Considered one of the great innovators in the development of college football, Amos Alonzo Stagg served as head football coach at the University of Chicago from 1892 to 1932. During his tenure, Stagg compiled a record of 242-112-27 and led the Maroons to seven Big Ten Conference championships (1899, 1905, 1907, 1908, 1913, 1922, 1924). Under Stagg's guidance, UChicago emerged as one of the nation's most formidable football powers during the first quarter of the 20th century.

Stagg's impact on the game of football began during his college playing days at Yale, where he was selected to the first-ever All-America team as an end in 1889.

He began his coaching career the next year at the Springfield, Massachusetts, YMCA, now Springfield College.

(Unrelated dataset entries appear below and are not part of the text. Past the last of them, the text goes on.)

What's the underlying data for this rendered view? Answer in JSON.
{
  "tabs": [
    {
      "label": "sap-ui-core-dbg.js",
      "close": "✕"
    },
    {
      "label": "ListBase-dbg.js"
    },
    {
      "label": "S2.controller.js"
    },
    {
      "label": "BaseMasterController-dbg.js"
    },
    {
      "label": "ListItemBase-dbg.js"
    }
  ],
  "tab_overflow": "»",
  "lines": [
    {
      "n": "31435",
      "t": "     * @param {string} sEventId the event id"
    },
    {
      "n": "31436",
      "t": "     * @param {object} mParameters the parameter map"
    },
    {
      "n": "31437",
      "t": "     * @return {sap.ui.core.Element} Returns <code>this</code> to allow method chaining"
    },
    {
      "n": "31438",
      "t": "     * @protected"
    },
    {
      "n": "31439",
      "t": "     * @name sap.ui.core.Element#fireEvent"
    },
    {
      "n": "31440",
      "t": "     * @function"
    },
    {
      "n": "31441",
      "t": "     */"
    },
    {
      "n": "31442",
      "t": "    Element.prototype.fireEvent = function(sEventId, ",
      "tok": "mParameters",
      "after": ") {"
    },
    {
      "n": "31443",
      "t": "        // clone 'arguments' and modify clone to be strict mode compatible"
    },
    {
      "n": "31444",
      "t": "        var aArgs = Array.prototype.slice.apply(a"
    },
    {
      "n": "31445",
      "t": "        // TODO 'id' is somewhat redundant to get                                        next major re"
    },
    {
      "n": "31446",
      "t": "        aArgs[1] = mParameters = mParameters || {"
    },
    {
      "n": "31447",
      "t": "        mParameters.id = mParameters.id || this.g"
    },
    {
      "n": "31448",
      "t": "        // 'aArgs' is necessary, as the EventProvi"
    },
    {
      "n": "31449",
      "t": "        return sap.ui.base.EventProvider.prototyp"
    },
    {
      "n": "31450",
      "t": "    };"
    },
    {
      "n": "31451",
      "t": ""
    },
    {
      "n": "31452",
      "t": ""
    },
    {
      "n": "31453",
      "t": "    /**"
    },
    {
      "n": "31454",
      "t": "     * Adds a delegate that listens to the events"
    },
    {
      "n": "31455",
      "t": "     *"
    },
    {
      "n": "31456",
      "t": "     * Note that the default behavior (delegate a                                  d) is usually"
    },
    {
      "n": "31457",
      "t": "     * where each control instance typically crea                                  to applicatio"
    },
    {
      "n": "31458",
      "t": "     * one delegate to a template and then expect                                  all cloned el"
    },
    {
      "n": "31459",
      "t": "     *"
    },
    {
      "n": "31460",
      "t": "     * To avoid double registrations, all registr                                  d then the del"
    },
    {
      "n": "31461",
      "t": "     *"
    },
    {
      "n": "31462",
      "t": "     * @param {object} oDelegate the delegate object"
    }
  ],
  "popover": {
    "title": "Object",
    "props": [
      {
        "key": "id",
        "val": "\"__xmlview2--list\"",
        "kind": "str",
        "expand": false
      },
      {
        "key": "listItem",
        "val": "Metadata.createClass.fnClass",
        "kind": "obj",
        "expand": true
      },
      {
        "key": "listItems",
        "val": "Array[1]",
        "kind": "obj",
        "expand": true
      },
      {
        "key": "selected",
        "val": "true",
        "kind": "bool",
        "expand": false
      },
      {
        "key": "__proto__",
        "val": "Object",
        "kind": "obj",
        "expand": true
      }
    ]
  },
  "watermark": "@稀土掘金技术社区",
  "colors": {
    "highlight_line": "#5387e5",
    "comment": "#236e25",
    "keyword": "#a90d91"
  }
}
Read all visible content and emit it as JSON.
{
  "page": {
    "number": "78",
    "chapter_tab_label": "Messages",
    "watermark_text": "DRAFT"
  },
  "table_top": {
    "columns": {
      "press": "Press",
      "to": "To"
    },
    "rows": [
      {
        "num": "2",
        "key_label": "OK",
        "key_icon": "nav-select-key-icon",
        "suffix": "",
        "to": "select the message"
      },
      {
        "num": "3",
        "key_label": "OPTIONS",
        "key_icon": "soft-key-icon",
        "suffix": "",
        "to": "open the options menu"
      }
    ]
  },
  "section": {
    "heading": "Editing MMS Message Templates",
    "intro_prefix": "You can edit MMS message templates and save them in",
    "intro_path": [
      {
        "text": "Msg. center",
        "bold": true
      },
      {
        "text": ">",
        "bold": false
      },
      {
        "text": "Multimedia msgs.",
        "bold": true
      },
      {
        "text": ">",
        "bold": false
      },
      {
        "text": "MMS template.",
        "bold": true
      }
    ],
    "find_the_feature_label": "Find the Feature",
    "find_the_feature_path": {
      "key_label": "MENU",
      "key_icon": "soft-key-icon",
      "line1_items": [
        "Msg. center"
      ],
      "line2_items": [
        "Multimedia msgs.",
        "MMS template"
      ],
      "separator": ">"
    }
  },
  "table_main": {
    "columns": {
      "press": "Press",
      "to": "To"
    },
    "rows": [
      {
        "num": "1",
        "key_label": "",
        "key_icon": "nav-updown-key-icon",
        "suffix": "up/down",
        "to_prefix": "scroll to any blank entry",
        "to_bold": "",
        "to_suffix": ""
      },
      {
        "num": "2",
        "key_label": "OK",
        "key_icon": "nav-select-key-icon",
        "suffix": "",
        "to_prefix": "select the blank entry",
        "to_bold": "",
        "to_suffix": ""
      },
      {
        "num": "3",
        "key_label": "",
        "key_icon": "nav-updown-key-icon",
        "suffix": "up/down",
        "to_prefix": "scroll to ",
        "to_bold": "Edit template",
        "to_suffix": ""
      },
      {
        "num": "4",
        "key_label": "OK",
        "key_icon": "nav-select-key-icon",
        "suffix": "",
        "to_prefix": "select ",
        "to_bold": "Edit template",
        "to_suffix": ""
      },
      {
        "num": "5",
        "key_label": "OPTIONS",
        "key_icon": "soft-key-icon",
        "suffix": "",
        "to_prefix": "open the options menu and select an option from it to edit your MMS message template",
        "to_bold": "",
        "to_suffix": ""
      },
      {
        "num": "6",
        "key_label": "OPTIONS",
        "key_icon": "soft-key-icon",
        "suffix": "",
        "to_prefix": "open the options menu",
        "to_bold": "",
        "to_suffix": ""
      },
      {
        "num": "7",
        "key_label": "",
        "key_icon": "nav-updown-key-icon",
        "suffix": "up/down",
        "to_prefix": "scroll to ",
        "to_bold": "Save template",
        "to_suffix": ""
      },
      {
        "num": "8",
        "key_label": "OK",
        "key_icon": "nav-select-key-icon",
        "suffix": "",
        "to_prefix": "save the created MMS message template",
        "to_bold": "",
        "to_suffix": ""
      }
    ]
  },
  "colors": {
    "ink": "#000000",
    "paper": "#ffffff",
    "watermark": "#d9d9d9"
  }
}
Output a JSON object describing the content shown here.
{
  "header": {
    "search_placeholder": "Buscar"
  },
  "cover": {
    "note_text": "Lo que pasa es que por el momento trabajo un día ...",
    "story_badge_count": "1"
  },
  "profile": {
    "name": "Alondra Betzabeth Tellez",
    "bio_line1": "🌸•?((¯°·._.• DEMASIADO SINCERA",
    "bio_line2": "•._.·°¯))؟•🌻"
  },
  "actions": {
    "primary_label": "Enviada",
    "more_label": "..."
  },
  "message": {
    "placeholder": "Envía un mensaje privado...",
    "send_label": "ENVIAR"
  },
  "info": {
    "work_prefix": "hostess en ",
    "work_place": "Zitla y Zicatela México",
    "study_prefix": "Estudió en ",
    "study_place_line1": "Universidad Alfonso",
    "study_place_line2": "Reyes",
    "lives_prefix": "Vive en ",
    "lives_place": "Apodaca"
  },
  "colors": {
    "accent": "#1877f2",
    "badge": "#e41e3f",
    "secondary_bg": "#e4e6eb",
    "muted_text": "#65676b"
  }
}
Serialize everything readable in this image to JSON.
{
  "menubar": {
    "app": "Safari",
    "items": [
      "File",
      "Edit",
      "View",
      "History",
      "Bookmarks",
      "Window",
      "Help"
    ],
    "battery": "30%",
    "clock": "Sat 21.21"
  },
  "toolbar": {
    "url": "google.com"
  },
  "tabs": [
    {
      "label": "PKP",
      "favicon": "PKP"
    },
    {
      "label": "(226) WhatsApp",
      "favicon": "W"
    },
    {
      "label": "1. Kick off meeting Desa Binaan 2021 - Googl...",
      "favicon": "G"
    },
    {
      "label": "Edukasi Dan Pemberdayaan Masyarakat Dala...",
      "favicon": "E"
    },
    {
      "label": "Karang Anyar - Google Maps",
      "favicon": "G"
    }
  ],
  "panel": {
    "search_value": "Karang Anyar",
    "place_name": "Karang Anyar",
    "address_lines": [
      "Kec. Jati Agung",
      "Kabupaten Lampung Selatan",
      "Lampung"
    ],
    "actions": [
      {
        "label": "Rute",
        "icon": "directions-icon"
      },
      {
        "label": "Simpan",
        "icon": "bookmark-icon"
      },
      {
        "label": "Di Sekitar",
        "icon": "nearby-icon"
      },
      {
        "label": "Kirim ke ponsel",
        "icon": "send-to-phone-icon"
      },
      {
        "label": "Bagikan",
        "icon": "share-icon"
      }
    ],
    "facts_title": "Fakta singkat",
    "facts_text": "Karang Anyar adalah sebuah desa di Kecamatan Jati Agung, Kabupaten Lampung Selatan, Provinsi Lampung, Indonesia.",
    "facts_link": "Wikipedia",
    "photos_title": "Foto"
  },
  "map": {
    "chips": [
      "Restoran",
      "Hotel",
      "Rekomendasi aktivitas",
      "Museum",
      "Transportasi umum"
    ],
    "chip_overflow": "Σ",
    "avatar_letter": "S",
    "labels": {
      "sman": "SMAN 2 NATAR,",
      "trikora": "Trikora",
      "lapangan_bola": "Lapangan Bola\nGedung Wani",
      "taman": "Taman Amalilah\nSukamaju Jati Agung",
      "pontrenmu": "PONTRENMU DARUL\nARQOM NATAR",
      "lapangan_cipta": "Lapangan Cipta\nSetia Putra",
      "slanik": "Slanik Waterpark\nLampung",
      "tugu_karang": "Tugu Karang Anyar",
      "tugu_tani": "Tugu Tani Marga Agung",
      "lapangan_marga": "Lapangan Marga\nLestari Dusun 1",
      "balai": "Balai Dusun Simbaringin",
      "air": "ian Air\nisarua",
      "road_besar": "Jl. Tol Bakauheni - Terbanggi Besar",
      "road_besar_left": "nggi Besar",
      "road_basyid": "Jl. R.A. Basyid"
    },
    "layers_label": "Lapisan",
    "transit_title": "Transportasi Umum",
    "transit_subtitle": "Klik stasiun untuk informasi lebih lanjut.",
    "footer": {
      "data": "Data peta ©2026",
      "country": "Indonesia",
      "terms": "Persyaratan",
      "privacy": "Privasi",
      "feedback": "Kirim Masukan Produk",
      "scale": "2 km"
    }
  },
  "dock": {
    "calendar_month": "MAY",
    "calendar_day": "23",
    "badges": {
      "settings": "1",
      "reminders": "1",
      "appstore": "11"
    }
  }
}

Stagg organized the school's first football team, and among his players was James Naismith, the inventor of basketball.

William Rainey Harper, who was Stagg's divinity professor at Yale, was appointed the first president of the University of Chicago and in 1892 named Stagg head football coach and director of the department of physical culture. Stagg would remain in that post for 41 years.

In addition to his football duties, Stagg coached track for 32 years, baseball for 19 years, and basketball for one season. He helped to organize the Big Ten Conference (then known as the Western Conference) and was one of the founders of the American Football Coaches Association (AFCA).

Among the innovations credited to Stagg are the tackling dummy, the huddle, the reverse and man in motion plays, the lateral pass, uniform numbers, and awarding varsity letters.

After retiring from UChicago in 1932, Stagg served as head coach at Pacific from 1932 to 1946, then served as an assistant coach to his son at Susquehanna until 1952. He passed away in 1965 at the age of 102.

Stagg was inducted into the College Football Hall of Fame in 1951 as both a player and coach. The NCAA recognized Stagg's contributions by designating the Division III championship game the Stagg Bowl.

Legendary Notre Dame coach Knute Rockne said of Stagg, "All football comes from Stagg."